I don’t know about you, but I see a lot of books on various job search topics and often say to myself, “I bet this is mostly a rehash. I’m not going to spend time on this topic – I already know how to do that.”
Well, I just found a book that I think is worth reading even for career counselors who think they know how to do networking interviews. The book is the Twenty Minute Networking Meeting by Marcia Ballinger, Ph.D. and Nathan A. Perez (available on Amazon and elsewhere).
Why this is from the front-lines ?
Ballinger and Perez are members of a search firm that provides top-level executives to companies. They see a lot of individuals who are networking! The book is written in the spirit of giving back because they see so many executives who are not doing a good job of building their networks during job transitions. And if executives aren’t doing it well, that is a sign most are probably not making this technique work well for them! Also, they point out that the basics of this well-respected job search skill have changed – note, for instance, that what used to involve an hour now needs to happen in 20 minutes. Otherwise, Marcia observes the individual loses the attention of the person he or she is networking with.
The Three Most Important Points:
- Prepare-Prepare-Prepare — The book is focused on building your network when in career/job transition. It struck me that there are many other types of interviews within the job search process (job interviews, informational interviews, negotiating after the ask, etc.) How to prepare for each of these probably needs to be updated!
- Emotional Challenges — As I read through the early parts of the book which recapped myths about networking and made the argument that 20 minutes is the appropriate timeline, I kept thinking, will they write about managing the emotional difficulties so many people have after being downsized/rightsized/pushed out or whatever.
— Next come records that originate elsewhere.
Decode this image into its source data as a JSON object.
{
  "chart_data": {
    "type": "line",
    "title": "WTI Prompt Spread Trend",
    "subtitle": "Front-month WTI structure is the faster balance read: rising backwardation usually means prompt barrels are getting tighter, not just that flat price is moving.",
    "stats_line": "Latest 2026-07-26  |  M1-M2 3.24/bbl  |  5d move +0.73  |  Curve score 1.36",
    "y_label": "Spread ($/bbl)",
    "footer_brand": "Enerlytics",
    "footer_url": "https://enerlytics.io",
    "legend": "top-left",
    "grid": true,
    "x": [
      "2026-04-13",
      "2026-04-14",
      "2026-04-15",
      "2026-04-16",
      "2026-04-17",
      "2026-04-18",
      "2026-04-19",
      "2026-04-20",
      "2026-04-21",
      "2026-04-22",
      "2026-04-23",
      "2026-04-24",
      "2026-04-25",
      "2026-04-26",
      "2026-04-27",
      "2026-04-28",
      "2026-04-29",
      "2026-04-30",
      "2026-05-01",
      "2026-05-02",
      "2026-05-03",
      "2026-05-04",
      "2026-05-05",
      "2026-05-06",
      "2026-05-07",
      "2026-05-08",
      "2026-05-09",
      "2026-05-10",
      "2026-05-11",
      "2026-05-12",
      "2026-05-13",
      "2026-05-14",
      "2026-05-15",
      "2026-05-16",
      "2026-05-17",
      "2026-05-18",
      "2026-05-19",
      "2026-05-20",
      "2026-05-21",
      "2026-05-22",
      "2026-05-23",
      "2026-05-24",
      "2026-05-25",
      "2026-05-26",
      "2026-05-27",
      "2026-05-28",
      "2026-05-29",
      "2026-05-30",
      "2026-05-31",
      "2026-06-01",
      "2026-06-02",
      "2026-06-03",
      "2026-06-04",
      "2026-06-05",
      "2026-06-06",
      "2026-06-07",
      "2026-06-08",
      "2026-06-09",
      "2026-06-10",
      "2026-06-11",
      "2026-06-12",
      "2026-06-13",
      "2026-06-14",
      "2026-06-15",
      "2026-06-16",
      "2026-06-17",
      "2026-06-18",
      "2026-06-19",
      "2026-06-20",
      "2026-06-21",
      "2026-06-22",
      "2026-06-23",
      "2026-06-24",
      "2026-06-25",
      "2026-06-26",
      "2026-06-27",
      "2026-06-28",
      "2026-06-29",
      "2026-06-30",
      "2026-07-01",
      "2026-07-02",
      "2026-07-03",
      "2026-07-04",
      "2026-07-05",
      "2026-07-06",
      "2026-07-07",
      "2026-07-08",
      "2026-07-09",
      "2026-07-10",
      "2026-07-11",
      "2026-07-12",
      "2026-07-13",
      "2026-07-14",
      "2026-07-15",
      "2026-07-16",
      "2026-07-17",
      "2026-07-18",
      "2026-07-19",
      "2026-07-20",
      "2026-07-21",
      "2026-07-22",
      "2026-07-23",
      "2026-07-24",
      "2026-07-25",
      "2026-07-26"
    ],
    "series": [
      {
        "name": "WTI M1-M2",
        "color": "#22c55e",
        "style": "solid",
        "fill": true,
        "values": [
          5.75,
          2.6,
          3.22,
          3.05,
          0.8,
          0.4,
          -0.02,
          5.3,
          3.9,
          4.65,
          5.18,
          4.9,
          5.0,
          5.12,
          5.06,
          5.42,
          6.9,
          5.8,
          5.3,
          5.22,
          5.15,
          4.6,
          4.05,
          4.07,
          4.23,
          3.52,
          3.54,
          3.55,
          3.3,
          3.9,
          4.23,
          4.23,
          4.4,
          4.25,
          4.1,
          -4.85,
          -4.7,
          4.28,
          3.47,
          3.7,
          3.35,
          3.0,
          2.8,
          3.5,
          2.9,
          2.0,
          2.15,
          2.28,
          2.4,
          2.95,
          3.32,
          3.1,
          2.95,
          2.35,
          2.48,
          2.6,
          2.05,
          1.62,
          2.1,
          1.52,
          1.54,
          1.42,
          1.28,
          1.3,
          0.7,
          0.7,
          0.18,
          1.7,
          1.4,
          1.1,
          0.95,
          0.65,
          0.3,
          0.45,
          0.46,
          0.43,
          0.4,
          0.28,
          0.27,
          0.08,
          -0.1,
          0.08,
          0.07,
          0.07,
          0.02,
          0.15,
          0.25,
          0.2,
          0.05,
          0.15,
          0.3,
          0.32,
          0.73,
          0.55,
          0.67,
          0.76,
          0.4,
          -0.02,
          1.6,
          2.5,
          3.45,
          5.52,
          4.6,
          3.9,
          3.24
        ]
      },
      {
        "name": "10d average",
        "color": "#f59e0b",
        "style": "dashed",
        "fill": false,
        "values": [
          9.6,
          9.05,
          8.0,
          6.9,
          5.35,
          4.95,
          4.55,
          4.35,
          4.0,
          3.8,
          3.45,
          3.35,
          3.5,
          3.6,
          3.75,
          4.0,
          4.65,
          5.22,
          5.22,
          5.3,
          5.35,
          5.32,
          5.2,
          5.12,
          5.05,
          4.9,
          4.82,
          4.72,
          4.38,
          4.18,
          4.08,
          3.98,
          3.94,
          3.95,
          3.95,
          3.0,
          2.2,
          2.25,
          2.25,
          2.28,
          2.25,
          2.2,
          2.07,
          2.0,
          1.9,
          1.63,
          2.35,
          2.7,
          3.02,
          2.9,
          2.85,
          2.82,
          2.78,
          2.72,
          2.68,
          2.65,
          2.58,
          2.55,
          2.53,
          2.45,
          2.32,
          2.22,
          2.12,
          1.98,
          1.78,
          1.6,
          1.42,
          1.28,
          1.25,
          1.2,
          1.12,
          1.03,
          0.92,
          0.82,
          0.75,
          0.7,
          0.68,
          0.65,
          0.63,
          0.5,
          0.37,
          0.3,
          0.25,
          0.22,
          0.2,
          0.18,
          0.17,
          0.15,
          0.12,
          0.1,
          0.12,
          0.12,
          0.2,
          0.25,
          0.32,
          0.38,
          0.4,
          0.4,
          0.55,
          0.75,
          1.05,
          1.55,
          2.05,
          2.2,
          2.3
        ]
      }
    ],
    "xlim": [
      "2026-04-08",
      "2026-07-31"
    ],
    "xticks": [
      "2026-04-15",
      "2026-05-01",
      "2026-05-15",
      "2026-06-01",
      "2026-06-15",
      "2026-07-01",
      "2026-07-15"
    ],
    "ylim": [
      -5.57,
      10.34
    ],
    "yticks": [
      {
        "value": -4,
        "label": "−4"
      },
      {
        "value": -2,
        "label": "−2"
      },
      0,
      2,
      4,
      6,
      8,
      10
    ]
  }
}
Ballinger and Perez approach this topic from a new direction: They start by describing how someone wants to appear when networking (i.e., someone who is positive and competent and focused and would be an asset to a company in need). They make the point that frustration, passivity, and confusion are not on the list and suggest that if that is where you are you should postpone networking for a bit longer.
- A Structure Check List — The book describes in detail how the person doing the networking should structure the conversation. This involves researching the person who has agreed to meet with you and devising questions related to their experience and where you might want to go in your career. Such questions might be about experiences or programs the individual has been involved in or his/her view of the industry or function you share, etc. They also include thinking about possible ways you can help the person being interviewed. The discussion here provides excellent direction for this crucial part of the interview and certainly replaces the old approaches, “Tell me what you do.” Or “Let me tell you everything about me.” For me, this was the real “meat” of the book and was well worth my time and expense.
This is an exceptionally well-written book about a skill that everyone needs in the working world today. Workers are more mobile and as individuals grow and change old connections may no longer provide the information you need so constantly building a network is crucially important.
This book provides a report from the front-lines about how to structure the all-important networking interview in the early 21st century.